On hunting non-deterministic bugs

26.10.2014 14:13

Bugs that don't seem to consistently manifest themselves are one of the most time consuming problems to solve in software development. In multi-tasking operating systems they are typically caused by race conditions between threads or details in memory management. They are perhaps even more common in embedded software. Programs on microcontrollers are typically interfacing with external processes that run asynchronously by their very nature. If you mix software and hardware development, unexpected software conditions may even be triggered by truly random events on improperly designed hardware.

When dealing with such bugs, first thing you need to realize is that you are in fact looking for a bug that only appears sometimes. I have seen many commits and comments by developers that have seen a bug manifest itself, wrote a quick fix and thought they have fixed a bug, since it didn't happen the second way around. These are typically changes that, after closer scrutiny, do not actually have any effect on the process they are supposedly fixing. Often this is connected with incomplete knowledge of the workings of the program or development tools. In other cases, the fact that such a change apparently fixed an application bug is blamed on bugs in compilers or other parts of the toolchain.

You can only approach non-deterministic processes with statistics. And first requirement of doing any meaningful statistics is a significant sample size. The corollary of this is that automated tests are a must when you suspect a non-deterministic bug. Checking if running a test 100 times resulted in any failures should require no more than checking a single line of terminal output. If your debugging strategy includes manually checking if a particular printf line got hit out of hundreds lines of other debugging output, you won't be able to consistently tell whether the bug happened or not after half a day of debugging, much less run a hundred repetitions and have any kind of confidence in the result.

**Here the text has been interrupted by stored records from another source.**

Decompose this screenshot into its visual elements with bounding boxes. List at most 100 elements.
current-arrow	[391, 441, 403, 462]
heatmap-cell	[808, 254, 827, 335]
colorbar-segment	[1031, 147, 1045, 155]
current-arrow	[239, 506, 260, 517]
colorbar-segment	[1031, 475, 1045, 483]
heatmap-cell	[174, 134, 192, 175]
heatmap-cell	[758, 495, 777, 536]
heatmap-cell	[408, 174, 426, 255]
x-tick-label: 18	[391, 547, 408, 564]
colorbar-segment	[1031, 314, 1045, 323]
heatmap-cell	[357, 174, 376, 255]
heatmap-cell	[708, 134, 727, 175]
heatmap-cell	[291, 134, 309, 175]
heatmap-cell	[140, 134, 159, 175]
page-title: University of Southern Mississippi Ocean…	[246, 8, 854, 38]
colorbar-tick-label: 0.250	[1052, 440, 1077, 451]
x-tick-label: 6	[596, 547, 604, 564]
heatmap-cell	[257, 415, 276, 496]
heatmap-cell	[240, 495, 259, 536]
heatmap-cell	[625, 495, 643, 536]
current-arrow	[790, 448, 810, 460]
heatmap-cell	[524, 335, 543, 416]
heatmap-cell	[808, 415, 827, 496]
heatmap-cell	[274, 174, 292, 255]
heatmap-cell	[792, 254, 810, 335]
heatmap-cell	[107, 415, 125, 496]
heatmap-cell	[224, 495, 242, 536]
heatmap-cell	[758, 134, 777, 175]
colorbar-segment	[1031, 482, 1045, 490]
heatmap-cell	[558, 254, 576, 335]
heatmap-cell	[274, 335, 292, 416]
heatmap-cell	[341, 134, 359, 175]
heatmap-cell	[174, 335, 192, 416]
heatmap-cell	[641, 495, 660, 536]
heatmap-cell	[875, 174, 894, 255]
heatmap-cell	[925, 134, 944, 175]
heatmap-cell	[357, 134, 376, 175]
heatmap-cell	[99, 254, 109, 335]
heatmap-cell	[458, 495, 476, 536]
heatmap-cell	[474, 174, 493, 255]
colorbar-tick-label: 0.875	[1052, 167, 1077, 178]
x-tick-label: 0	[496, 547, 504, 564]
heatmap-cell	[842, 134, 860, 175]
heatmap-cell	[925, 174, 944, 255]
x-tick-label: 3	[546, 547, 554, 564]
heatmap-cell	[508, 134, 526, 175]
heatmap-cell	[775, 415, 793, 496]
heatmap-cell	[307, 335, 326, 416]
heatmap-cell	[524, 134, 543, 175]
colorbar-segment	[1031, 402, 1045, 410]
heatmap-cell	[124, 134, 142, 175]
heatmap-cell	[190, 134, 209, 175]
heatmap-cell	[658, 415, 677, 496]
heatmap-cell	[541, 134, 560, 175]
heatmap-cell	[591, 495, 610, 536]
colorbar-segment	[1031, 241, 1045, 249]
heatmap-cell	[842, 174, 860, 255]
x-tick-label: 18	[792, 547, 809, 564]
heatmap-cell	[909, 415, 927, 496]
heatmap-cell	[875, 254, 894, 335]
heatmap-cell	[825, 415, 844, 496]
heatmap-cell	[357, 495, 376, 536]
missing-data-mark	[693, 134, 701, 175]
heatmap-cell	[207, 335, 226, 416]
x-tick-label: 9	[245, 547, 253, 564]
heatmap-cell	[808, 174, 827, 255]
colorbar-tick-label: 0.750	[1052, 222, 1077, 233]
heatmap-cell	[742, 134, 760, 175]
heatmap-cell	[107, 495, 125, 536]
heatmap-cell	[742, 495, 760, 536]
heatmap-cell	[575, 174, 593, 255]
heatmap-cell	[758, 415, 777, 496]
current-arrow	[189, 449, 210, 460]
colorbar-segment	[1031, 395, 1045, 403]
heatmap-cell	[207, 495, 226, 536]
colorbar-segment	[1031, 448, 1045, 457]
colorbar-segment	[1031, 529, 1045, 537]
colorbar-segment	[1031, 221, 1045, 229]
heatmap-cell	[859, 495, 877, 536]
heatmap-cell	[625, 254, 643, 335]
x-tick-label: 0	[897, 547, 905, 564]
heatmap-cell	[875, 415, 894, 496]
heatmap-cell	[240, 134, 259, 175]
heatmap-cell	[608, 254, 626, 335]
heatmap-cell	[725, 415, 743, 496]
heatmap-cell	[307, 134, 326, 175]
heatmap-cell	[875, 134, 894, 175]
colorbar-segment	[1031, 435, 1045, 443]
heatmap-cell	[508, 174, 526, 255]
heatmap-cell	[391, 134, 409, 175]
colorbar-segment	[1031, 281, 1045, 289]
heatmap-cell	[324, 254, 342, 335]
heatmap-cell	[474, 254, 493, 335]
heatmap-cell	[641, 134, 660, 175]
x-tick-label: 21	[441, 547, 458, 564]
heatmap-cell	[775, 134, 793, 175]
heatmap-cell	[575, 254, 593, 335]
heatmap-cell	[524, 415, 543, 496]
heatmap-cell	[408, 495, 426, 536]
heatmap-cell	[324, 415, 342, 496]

Say you've seen a bug manifest itself in 1 run of a test out of 10. You then look at the code, find a possible problem and implement a fix. How many repetitions of the test must you run to be reasonably sure that you have actually fixed the bug and you weren't just lucky the second run around?

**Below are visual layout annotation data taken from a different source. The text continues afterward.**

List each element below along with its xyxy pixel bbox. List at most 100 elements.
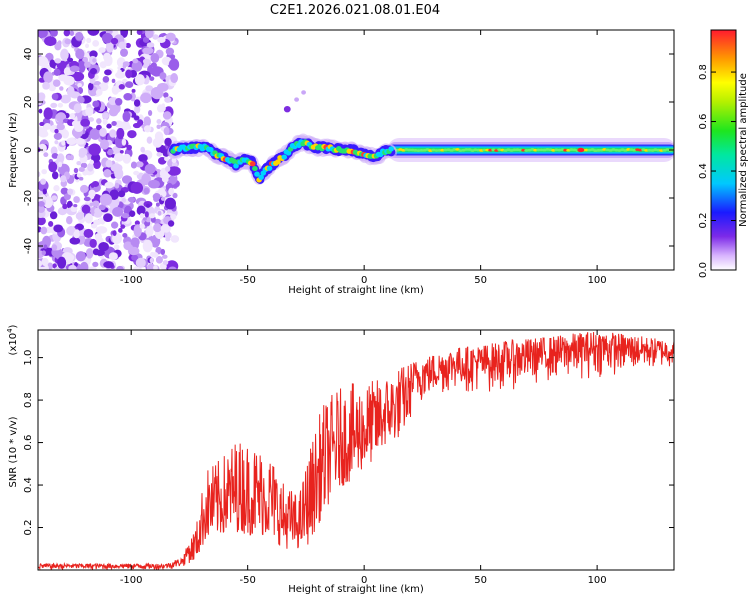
noise-blob	[125, 69, 133, 79]
signal-peak	[577, 147, 585, 153]
noise-blob	[161, 190, 167, 198]
noise-blob	[70, 154, 74, 161]
snr-series-line	[38, 332, 674, 570]
noise-blob	[74, 229, 80, 234]
noise-blob	[134, 74, 145, 86]
noise-blob	[123, 92, 133, 101]
noise-blob	[75, 138, 85, 145]
signal-point	[231, 158, 237, 164]
noise-blob	[40, 178, 47, 185]
noise-blob	[133, 99, 141, 107]
isolated-blob	[294, 97, 299, 102]
noise-blob	[69, 65, 80, 72]
noise-blob	[152, 34, 159, 40]
colorbar-label: Normalized spectral amplitude	[738, 73, 749, 227]
x-tick-label: 0	[361, 575, 367, 586]
noise-blob	[38, 108, 43, 114]
noise-blob	[60, 207, 69, 214]
noise-blob	[114, 167, 124, 180]
noise-blob	[165, 47, 175, 56]
noise-blob	[140, 92, 152, 104]
signal-point	[249, 161, 256, 167]
noise-blob	[142, 47, 154, 55]
noise-blob	[82, 56, 89, 63]
noise-blob	[77, 95, 84, 103]
noise-blob	[160, 224, 172, 233]
noise-blob	[120, 48, 129, 57]
noise-blob	[130, 182, 144, 194]
noise-blob	[159, 72, 167, 80]
y-tick-label: 0.2	[23, 520, 34, 536]
noise-blob	[96, 124, 102, 131]
noise-blob	[156, 152, 163, 157]
noise-blob	[146, 42, 155, 48]
noise-blob	[144, 206, 151, 212]
noise-blob	[80, 118, 91, 127]
noise-blob	[108, 107, 119, 117]
noise-blob	[118, 84, 125, 90]
noise-blob	[135, 161, 144, 168]
noise-blob	[89, 202, 94, 207]
signal-point	[388, 146, 394, 152]
signal-point	[208, 147, 214, 153]
noise-blob	[85, 43, 90, 49]
noise-blob	[122, 233, 128, 238]
noise-blob	[162, 260, 169, 266]
noise-blob	[43, 71, 53, 83]
noise-blob	[98, 47, 106, 53]
noise-blob	[170, 235, 180, 243]
noise-blob	[134, 220, 140, 226]
noise-blob	[164, 156, 170, 162]
noise-blob	[67, 188, 74, 195]
noise-blob	[69, 30, 75, 36]
y-tick-label: 0.6	[23, 435, 34, 451]
noise-blob	[92, 261, 99, 267]
noise-blob	[89, 238, 97, 248]
colorbar-tick-label: 0.2	[698, 213, 709, 229]
noise-blob	[62, 203, 68, 210]
noise-blob	[113, 244, 120, 250]
noise-blob	[139, 212, 145, 219]
noise-blob	[127, 130, 137, 139]
noise-blob	[95, 88, 103, 96]
noise-blob	[78, 166, 85, 172]
noise-blob	[38, 30, 48, 39]
spectrogram-x-axis: -100 -50 0 50 100	[120, 30, 607, 286]
noise-blob	[88, 117, 95, 122]
snr-scale-factor: (x104)	[6, 324, 19, 355]
noise-blob	[84, 61, 91, 68]
noise-blob	[60, 175, 67, 183]
spectrogram-y-axis: -40 -20 0 20 40	[23, 48, 674, 254]
noise-blob	[156, 118, 162, 125]
noise-blob	[99, 139, 110, 150]
spectrogram-panel: -100 -50 0 50 100 -40 -20 0 20 40 Height of stra…	[8, 29, 675, 296]
y-tick-label: 0.8	[23, 392, 34, 408]
noise-blob	[38, 92, 46, 101]
noise-blob	[139, 223, 145, 229]
noise-blob	[58, 74, 69, 82]
colorbar-tick-label: 0.6	[698, 114, 709, 130]
noise-blob	[51, 244, 58, 251]
noise-blob	[121, 138, 127, 146]
snr-panel: -100 -50 0 50 100 0.2 0.4 0.6 0.8 1.0 Height of …	[6, 324, 675, 595]
noise-blob	[94, 232, 103, 241]
noise-blob	[111, 221, 119, 229]
noise-blob	[92, 100, 100, 108]
snr-y-label: SNR (10 * v/v)	[8, 416, 19, 487]
snr-y-axis: 0.2 0.4 0.6 0.8 1.0	[23, 350, 674, 536]
noise-blob	[171, 161, 178, 168]
noise-blob	[89, 68, 98, 75]
noise-blob	[40, 126, 48, 137]
noise-blob	[85, 248, 94, 259]
noise-blob	[142, 36, 150, 43]
signal-point	[233, 163, 239, 169]
noise-blob	[118, 227, 123, 233]
noise-blob	[163, 92, 169, 98]
x-tick-label: -100	[120, 575, 143, 586]
noise-blob	[106, 123, 112, 129]
x-tick-label: -50	[239, 275, 255, 286]
noise-blob	[75, 251, 86, 262]
noise-blob	[61, 114, 66, 119]
noise-blob	[98, 217, 104, 223]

In the first approximation, we can assume the probability Pfail of the bug manifesting itself is:

P_{fail} = \frac{1}{n} = \frac{1}{10}

The question whether your tests passed due to sheer luck then translates to the probability of seeing zero occurrences of an event with probability Pfail after m repetitions. The number of occurrences has a binomial distribution. Given the desired probability Ptest of our the test giving the correct result, the required number of repetitions m is:

m = \frac{\log{(1 - P_{test})}}{\log{(1 - P_{fail})}} = \frac{\log{(1-P_{test})}}{\log{(1 - \frac{1}{n})}}

It turns out the ratio between m and n is more or less constant for practical values of n (e.g. >10):

Ratio between number of test runs in discovery and number of required verification test runs.

\frac{m}{n} \approx -\log{(1 - P_{test})}

For instance, if you want to be 99% sure that your fix actually worked and that the test did not pass purely by chance, you need to run around 4.6 times more repetitions than those you used initially when discovering the bug.


This is not the whole story though. If you've seen a bug once in 10 runs, Pfail=0.1 is only the most likely estimate for the probability of its occurrence. It might be actually higher or lower and you've only seen one failure by chance:

PDF for probability of failure when one failure was seen in 10 test runs.

If you want to also account for the uncertainty in Pfail, the derivation of m gets a bit complex. It involves using the beta distribution for the likelihood of the Pfail estimate, deriving Ptest from the law of total probability and then solving for m. The end result, however, is similarly straightforward and can be summarized in a simple table:

Ptest [%]m/n
90.02.5
99.010
99.930

Even this still assumes the bug basically behaves as a weighted coin, whose flips are independent of each other and whose probability doesn't change with time. This might or might not be a good model. It probably works well for problems in embedded systems where a bug is caused by small physical variations in signal timings. Problems with memory management or heisenbugs on the other hand can behave in a completely different way.

Assuming the analysis above works, a good rule of thumb therefore seems to be that if you discovered a bug using n repetitions of the test, checking whether it has been fixed or not should be done using at least 10·n repetitions. Of course, you can never be absolutely certain. Using factor of 10 only means that you will on average mark a bug fixed, when in fact it is not, once out of hundred debugging sessions. It's usually worth understanding why the change fixed the bug in addition to seeing the test suite pass.